A heart that is bound by sin and shame withers and dies. The love of our forgiving God lifts us beyond even our greatest dreams and inspires us to sing in gratitude.

The woman labeled as a sinner is all of us. When Simon Peter is called to be a disciple he falls at Jesus’ knees and cries, “Go away from me Lord, for I am a sinful man.”  In that story Luke does not name Peter’s sin. The sin of the woman with the alabaster jar is not named. Can we shift our tabloid curiosity away from what sins have been committed to focus on how in their sinfulness they have served Christ?   Just as broken and flawed as Peter, this woman becomes a means of grace for the glory of God. I find great hope for me in this story.

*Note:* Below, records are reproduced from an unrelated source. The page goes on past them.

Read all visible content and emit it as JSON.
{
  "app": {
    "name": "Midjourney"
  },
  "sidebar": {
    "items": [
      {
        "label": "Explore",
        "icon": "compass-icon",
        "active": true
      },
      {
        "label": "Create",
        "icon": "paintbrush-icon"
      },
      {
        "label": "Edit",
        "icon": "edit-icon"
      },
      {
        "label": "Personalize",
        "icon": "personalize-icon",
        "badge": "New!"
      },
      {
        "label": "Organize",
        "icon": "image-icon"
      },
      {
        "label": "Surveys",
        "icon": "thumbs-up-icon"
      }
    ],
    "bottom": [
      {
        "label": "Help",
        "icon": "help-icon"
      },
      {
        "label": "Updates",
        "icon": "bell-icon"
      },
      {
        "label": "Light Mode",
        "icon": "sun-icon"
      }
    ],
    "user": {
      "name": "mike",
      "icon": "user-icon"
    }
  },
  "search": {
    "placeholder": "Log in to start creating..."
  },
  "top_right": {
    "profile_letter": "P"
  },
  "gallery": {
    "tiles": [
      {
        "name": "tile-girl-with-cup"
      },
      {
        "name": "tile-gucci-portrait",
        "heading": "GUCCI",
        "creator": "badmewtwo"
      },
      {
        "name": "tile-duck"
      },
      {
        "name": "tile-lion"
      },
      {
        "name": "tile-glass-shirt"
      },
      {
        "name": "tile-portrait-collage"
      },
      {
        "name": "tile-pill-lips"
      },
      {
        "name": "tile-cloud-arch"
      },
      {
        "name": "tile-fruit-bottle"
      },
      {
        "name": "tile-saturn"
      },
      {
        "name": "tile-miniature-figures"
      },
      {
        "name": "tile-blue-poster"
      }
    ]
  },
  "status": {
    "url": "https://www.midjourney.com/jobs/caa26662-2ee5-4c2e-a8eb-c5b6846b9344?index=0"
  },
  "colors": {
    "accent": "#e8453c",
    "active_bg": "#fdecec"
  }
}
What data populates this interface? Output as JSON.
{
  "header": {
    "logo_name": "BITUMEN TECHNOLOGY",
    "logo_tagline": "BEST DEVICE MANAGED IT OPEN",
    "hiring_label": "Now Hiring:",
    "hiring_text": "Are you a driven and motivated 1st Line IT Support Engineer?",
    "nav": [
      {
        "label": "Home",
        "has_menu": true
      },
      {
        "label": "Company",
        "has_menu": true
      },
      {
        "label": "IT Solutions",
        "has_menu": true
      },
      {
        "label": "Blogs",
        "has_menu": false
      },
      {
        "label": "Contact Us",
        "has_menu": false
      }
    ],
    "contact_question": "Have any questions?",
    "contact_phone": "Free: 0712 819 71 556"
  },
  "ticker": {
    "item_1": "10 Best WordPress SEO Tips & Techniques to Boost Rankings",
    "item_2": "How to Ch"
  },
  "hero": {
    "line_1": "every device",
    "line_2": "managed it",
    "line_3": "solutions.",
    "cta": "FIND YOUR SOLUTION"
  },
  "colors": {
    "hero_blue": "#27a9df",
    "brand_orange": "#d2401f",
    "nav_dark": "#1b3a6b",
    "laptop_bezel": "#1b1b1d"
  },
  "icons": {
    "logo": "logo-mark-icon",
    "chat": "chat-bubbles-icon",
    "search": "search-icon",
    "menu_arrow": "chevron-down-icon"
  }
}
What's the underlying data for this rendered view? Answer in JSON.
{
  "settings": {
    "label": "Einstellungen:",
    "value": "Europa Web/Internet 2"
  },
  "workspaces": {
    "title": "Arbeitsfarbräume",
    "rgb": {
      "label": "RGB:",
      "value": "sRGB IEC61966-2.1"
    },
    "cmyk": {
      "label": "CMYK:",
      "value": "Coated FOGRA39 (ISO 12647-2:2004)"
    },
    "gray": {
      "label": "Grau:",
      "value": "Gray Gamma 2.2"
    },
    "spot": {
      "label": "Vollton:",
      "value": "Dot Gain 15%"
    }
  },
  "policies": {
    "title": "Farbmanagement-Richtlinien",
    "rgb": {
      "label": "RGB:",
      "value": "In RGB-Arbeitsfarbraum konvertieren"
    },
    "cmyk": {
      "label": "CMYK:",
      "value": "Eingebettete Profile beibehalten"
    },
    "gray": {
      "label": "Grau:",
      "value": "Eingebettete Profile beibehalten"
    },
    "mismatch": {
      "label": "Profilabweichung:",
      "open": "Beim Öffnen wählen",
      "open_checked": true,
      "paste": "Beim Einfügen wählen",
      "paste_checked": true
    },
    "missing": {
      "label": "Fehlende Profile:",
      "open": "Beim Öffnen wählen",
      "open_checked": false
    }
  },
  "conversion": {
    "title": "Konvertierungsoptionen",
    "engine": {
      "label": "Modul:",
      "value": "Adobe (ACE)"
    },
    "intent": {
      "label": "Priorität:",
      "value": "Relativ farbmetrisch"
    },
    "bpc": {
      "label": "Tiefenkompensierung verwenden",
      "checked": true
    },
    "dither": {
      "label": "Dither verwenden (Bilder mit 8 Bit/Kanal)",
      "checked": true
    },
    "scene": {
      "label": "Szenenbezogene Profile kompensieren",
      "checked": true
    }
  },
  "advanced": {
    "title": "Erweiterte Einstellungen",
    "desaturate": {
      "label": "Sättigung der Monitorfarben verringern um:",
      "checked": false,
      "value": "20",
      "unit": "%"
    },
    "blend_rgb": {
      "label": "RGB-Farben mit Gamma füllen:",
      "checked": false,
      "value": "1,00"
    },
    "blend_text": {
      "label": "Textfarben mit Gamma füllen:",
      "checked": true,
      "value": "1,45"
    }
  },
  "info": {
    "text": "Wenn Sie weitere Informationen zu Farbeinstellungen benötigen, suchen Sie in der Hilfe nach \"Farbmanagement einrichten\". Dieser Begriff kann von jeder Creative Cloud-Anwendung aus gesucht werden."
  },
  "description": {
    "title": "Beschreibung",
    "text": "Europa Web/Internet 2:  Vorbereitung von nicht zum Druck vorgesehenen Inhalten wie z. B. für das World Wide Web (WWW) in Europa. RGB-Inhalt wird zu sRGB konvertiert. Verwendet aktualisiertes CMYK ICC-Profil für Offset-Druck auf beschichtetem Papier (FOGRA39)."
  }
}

Jesus asks Simon the Pharisee, “Do you see this woman?”  Simon can only see the sinner. Jesus sees a daughter of Abraham. She is a member of our family. She has a claim on the goodness and mercy of God. Jesus sees her differently than Simon sees her. Throughout the Gospel story, Jesus offers many gifts. One of the miraculous gifts Jesus offers us is the gift of sight. Jesus is the lens through which we see the world. When we look through Jesus we see things the rest of the world does not see. We notice things and people that the world overlooks. The great good news of the Gospel of Jesus Christ is that we are called to be part of this gospel of radical inclusion. Do you see what Jesus sees?